STARSHIP TROOPERS (2997)
reż. Paul Verhoeven
Zobaczcie, moje nastoletnie koleżanki i nastoletni koledzy, miłośnicy ekranizacji "Igrzysk śmierci" i tym podobnych, jak wyglądało młodzieżowe kino science fiction w latach 90. XX wieku. Nagość, seks, krew, flaki, dekapitacje i duża ilość słowa fuck.
Nie ma się jednak czemu dziwić, skoro na fotelu reżyserskim zasiadał Paul Verhoeven, który na koncie miał takie hity jak "Robocop", "Pamięć absolutna", "Nagi instynkt" i "Showgirls". Za materiał wyjściowy scenariusza posłużyła powieść Roberta A. Heinleina "Kawaleria kosmosu" (pod takim tytułem ukazała się w Polsce w 1994 roku). Książka, wydana w 1959 roku, mimo iż zdobyła Nagrodę Hugo, często krytykowana była za propagowanie militaryzmu i faszyzmu. W ciekawy sposób przedstawił te elementy w swoim filmie Verhoeven. Stroje i filmy propagandowe (reżyser przyznał, że skopiował w nich ujęcia z "Triumfu woli" Leni Riefenstahl, czyli osławionego dokumentu propagandowego III Rzeszy) są na tyle przerysowane, że wywołują raczej uśmiech na twarzach widzów. Jak zresztą sam przyznał:
- Tworzę doskonały faszystowski świat: każdy jest piękny, wszystko jest świecące, każdy ma wielką giwerę i bajerancki statek kosmiczny, ale nadaje się tylko do zabijania pieprzonych robali!
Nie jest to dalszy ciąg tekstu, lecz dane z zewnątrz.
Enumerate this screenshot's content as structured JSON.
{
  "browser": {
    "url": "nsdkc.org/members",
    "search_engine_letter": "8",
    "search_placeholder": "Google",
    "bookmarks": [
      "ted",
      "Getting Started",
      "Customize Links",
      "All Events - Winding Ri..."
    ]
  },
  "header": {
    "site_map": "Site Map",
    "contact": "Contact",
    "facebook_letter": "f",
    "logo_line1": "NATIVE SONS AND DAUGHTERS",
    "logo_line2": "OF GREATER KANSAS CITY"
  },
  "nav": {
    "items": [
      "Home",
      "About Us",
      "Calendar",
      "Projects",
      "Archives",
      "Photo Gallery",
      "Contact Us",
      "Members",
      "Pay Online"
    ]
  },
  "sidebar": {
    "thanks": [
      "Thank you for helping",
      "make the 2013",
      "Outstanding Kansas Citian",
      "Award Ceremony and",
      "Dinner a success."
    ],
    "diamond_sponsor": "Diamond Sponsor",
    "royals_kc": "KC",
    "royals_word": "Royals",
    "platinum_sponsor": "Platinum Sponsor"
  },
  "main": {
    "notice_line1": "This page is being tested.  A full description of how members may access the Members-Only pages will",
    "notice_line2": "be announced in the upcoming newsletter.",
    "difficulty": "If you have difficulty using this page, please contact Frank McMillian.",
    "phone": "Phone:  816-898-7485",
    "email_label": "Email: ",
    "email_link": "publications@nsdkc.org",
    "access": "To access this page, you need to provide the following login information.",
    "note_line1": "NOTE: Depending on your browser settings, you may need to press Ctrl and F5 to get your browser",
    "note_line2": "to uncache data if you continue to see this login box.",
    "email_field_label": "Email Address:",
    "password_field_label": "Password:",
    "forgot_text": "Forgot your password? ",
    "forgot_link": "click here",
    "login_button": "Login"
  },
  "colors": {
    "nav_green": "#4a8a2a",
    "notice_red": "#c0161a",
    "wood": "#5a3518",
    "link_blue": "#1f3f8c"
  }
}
W szkole wojskowej XXIII nie ma lekko, ale i tak warto się zaciągnąć, bo skutkuje to uzyskaniem obywatelstwa oraz innymi przywilejami. Nic dziwnego, że młodzi ludzie na potęgę wstępują do armii by służyć ludzkości. No właśnie, bo w tej jeszcze odległej przyszłości ludzie zmagać się będą z gigantycznymi robalami. Mamy więc młodych rekrutów, proces szkolenia w bazie wojskowej oraz pierwszą misję, ale za to od razu wielkiego kalibru.
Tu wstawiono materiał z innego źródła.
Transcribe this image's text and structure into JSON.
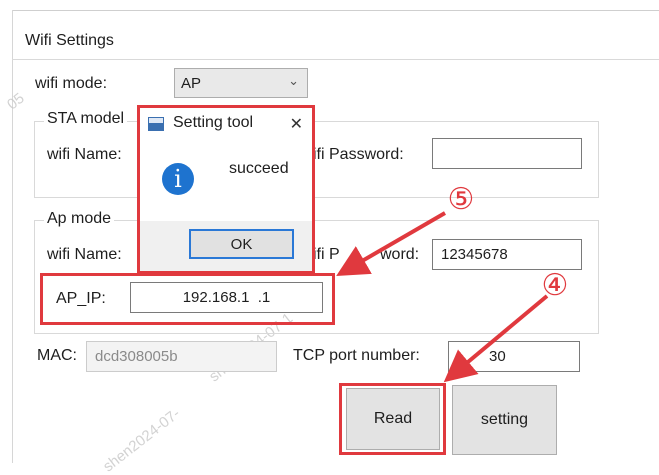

W obsadzie znalazło się kilku znanych aktorów, ale nie była to bynajmniej hollywoodzka pierwsza liga. W młodych rekrutów wcielili się: Casper Van Dien (zagrał w 7 odcinakach popularnego serialu "Beverly Hills 90210", w 2008 roku powrócił jako pułkownik Johnny Rico), Dina Meyer (12 epizodów "Beverly Hills 90210", "Johnny Mnemonic", "Nietoperze", "Piła I-IV"), Denise Richards (1 odcinek "Beverly Hills 90210", "Dzikie żądze", "Świat to za mało"), Jake Busey (syn Gary'ego Buseya; "Twister", "Przerażacze", "Kontakt") oraz Neil Patrick Harris (seriale "Doogie Hauser, lekarz medycyny", "Jak poznałem waszą matkę"). A zawiadują nimi m.in. Michael Ironside ("Scanners", "Top Gun", "Pamięć absolutna") oraz Clancy Brown ("Nieśmiertelny", "Smętarz zwierzaków II", "Skazani na Shawshank").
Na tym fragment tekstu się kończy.